For blank node reduction and simplicity, I think we could describe this without bf:cartographicAttributes and Cartographic resources so those would be deprecated. I don't remember why we chose that pattern - it seems like based on current modeling we don't need them anymore?

<bf:Work>
    <rdf:type rdf:resource="http://id.loc.gov/ontologies/bibframe/Cartography" />
    <bflc:relief>
        <bflc:Relief rdf:about="http://id.loc.gov/vocabulary/mrelief/spot">
            <bf:code>g</bf:code>
            <rdfs:label>spot heights</rdfs:label>
        </bflc:Relief>
    </bflc:relief>
    <bf:coordinates>E0152500 E0285000 N0562000 N0474000</bf:coordinates>
    <bf:scale>
        <bf:Scale rdf:about="_:LinearHorizontalScale">
            <rdf:value>600000</rdf:value>
        </bf:Scale>
    </bf:scale>
    <_:scaleStatement>Scale 1:600,000. 1 cm = 6 km</_:scaleStatement>
    <_:coordinatesStatement>E 15°25ʹ--E 28°50ʹ/N 56°20ʹ--N 47°40ʹ</_:coordinatesStatement>
</bf:Work>
kefo commented 8 months ago

This seems, at least for now, more a conversion issue than an ontology issue, hence the move.

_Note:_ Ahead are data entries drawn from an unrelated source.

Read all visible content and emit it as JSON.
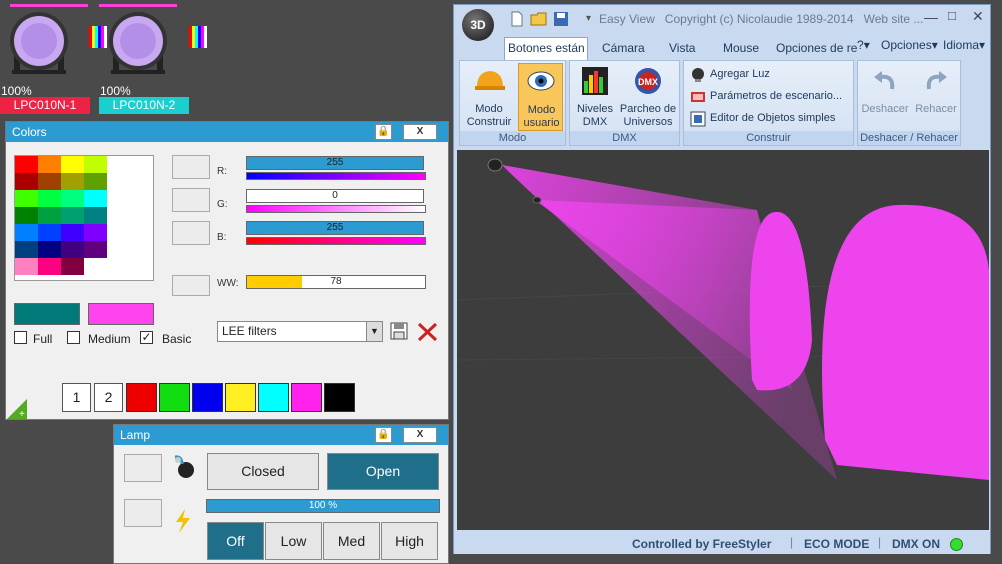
{
  "fixtures": [
    {
      "percent": "100%",
      "name": "LPC010N-1",
      "name_bg": "#ee2244"
    },
    {
      "percent": "100%",
      "name": "LPC010N-2",
      "name_bg": "#1ccfcf"
    }
  ],
  "colors_panel": {
    "title": "Colors",
    "lock_icon": "lock-icon",
    "close_glyph": "X",
    "grid": [
      [
        "#ff0000",
        "#ff8000",
        "#ffff00",
        "#c0ff00"
      ],
      [
        "#aa0000",
        "#a04000",
        "#a0a000",
        "#60a000"
      ],
      [
        "#40ff00",
        "#00ff40",
        "#00ff80",
        "#00ffff"
      ],
      [
        "#008000",
        "#00a040",
        "#00a070",
        "#008080"
      ],
      [
        "#0080ff",
        "#0040ff",
        "#4000ff",
        "#8000ff"
      ],
      [
        "#004080",
        "#000080",
        "#400080",
        "#600080"
      ],
      [
        "#ff80c0",
        "#ff0080",
        "#800040",
        "#ffffff"
      ]
    ],
    "current_color": "#007a78",
    "target_color": "#ff44ee",
    "r": {
      "label": "R:",
      "value": "255",
      "fraction": 1.0
    },
    "g": {
      "label": "G:",
      "value": "0",
      "fraction": 0.0
    },
    "b": {
      "label": "B:",
      "value": "255",
      "fraction": 1.0
    },
    "ww": {
      "label": "WW:",
      "value": "78",
      "fraction": 0.31
    },
    "checks": [
      {
        "label": "Full",
        "checked": false
      },
      {
        "label": "Medium",
        "checked": false
      },
      {
        "label": "Basic",
        "checked": true
      }
    ],
    "filter_select": "LEE filters",
    "pages": [
      "1",
      "2"
    ],
    "quick_colors": [
      "#ee0000",
      "#11dd11",
      "#0000ee",
      "#ffee22",
      "#00ffff",
      "#ff22ee",
      "#000000"
    ]
  },
  "lamp_panel": {
    "title": "Lamp",
    "closed_label": "Closed",
    "open_label": "Open",
    "dimmer_value": "100 %",
    "dimmer_fraction": 1.0,
    "levels": [
      "Off",
      "Low",
      "Med",
      "High"
    ],
    "active_level": "Off"
  },
  "app": {
    "title": "Easy View   Copyright (c) Nicolaudie 1989-2014   Web site ...",
    "badge": "3D",
    "tabs": [
      "Botones están",
      "Cámara",
      "Vista",
      "Mouse",
      "Opciones de re"
    ],
    "right_menu": [
      "?",
      "Opciones",
      "Idioma"
    ],
    "groups": {
      "modo": {
        "name": "Modo",
        "buttons": [
          "Modo\nConstruir",
          "Modo\nusuario"
        ]
      },
      "dmx": {
        "name": "DMX",
        "buttons": [
          "Niveles\nDMX",
          "Parcheo de\nUniversos"
        ]
      },
      "construir": {
        "name": "Construir",
        "items": [
          "Agregar Luz",
          "Parámetros de escenario...",
          "Editor de Objetos simples"
        ]
      },
      "deshacer": {
        "name": "Deshacer / Rehacer",
        "buttons": [
          "Deshacer",
          "Rehacer"
        ]
      }
    },
    "status": [
      "Controlled by FreeStyler",
      "ECO MODE",
      "DMX ON"
    ],
    "status_led": "#33dd33",
    "beam_color": "#ee44ee"
  }
}
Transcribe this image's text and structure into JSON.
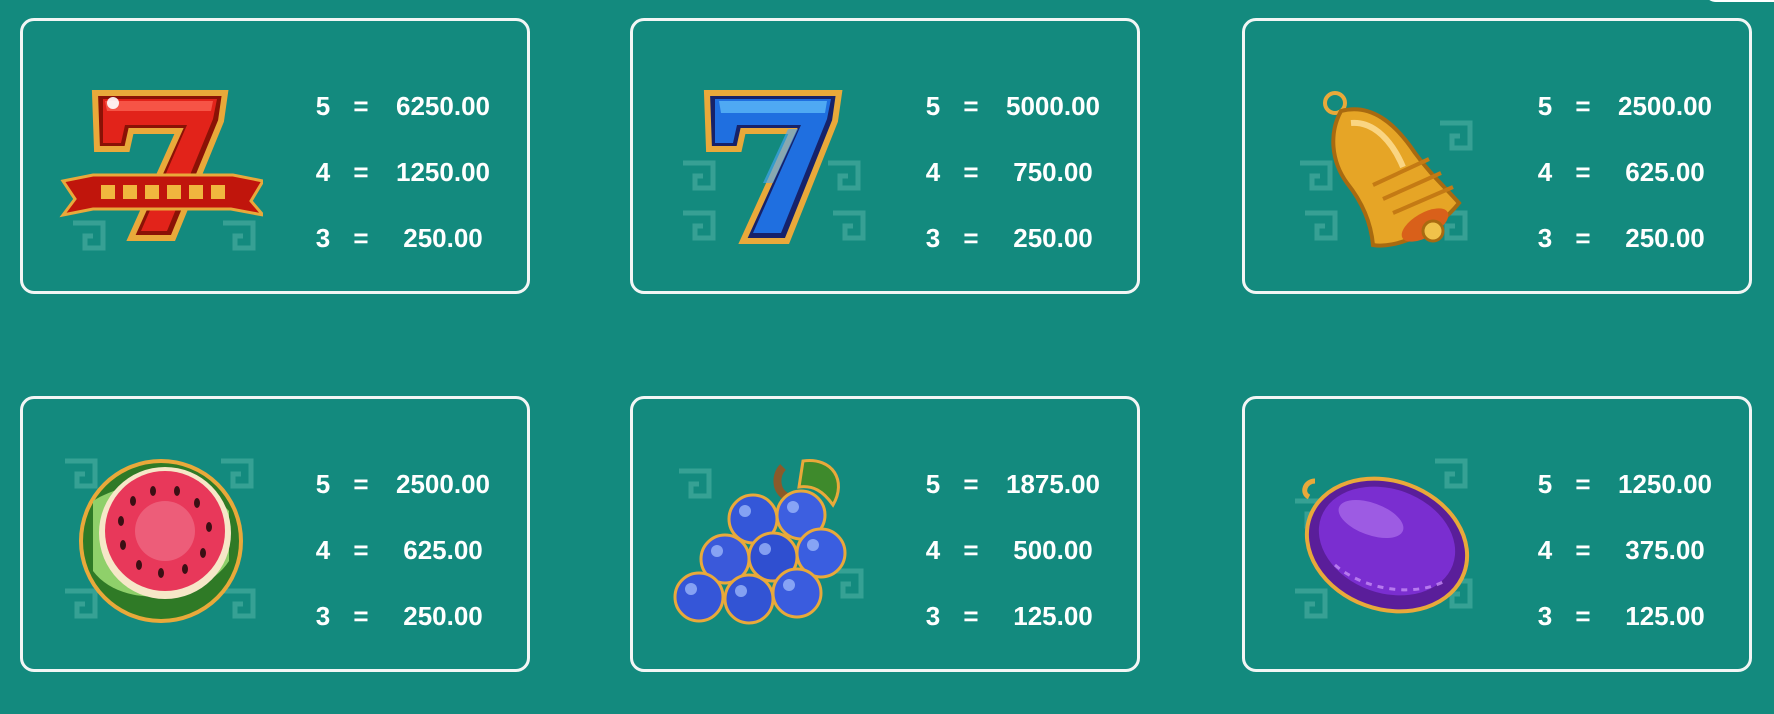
{
  "colors": {
    "background": "#138a7e",
    "border": "#f2f6f5",
    "text": "#ffffff"
  },
  "paytable": [
    {
      "symbol": "red-seven-icon",
      "rows": [
        {
          "count": "5",
          "eq": "=",
          "value": "6250.00"
        },
        {
          "count": "4",
          "eq": "=",
          "value": "1250.00"
        },
        {
          "count": "3",
          "eq": "=",
          "value": "250.00"
        }
      ]
    },
    {
      "symbol": "blue-seven-icon",
      "rows": [
        {
          "count": "5",
          "eq": "=",
          "value": "5000.00"
        },
        {
          "count": "4",
          "eq": "=",
          "value": "750.00"
        },
        {
          "count": "3",
          "eq": "=",
          "value": "250.00"
        }
      ]
    },
    {
      "symbol": "bell-icon",
      "rows": [
        {
          "count": "5",
          "eq": "=",
          "value": "2500.00"
        },
        {
          "count": "4",
          "eq": "=",
          "value": "625.00"
        },
        {
          "count": "3",
          "eq": "=",
          "value": "250.00"
        }
      ]
    },
    {
      "symbol": "watermelon-icon",
      "rows": [
        {
          "count": "5",
          "eq": "=",
          "value": "2500.00"
        },
        {
          "count": "4",
          "eq": "=",
          "value": "625.00"
        },
        {
          "count": "3",
          "eq": "=",
          "value": "250.00"
        }
      ]
    },
    {
      "symbol": "blueberries-icon",
      "rows": [
        {
          "count": "5",
          "eq": "=",
          "value": "1875.00"
        },
        {
          "count": "4",
          "eq": "=",
          "value": "500.00"
        },
        {
          "count": "3",
          "eq": "=",
          "value": "125.00"
        }
      ]
    },
    {
      "symbol": "plum-icon",
      "rows": [
        {
          "count": "5",
          "eq": "=",
          "value": "1250.00"
        },
        {
          "count": "4",
          "eq": "=",
          "value": "375.00"
        },
        {
          "count": "3",
          "eq": "=",
          "value": "125.00"
        }
      ]
    }
  ]
}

Your "blank node reduction" idea is attractive but 034 and 255, from which this info comes, are repeatable. Q: How do you resolve that then?

I see three options, or so:

1) Continue to segregate the info as seen in your penultimate example. 2) Confirm that, despite the fields repeatability, they are never used that way and any loss is OK. 3) Determine that 034/255 pairs represent different Instances, which has a bunch of implications. 4) Maybe there is a fourth option. Go with your 'blank node reduction' idea but if there are multiple 034/255 pairs, then segregate them.

Thoughts?

kirkhess commented 8 months ago

There's a whole bunch of ontological and conversion ideas in this section - it's hard to pin down where it goes exactly.

This whole thing with paired fields in MARC was a bad idea - display-wise they might keep the entry order but indexing isn't going to know about this - both 255$abcde and 034$bcdefgz3 are both indexed in the keyword index in WC. I think I had forgotten 007, which probably also would follow with the 034/255 pairs.

Option 3 is the one that kind of blows all this up but probably makes more sense along with option 1; I was hoping like OLAC there were some good examples gathered by magirt in a document. This isn't quite what I was looking for: Best Practices (2020) I'll keep looking.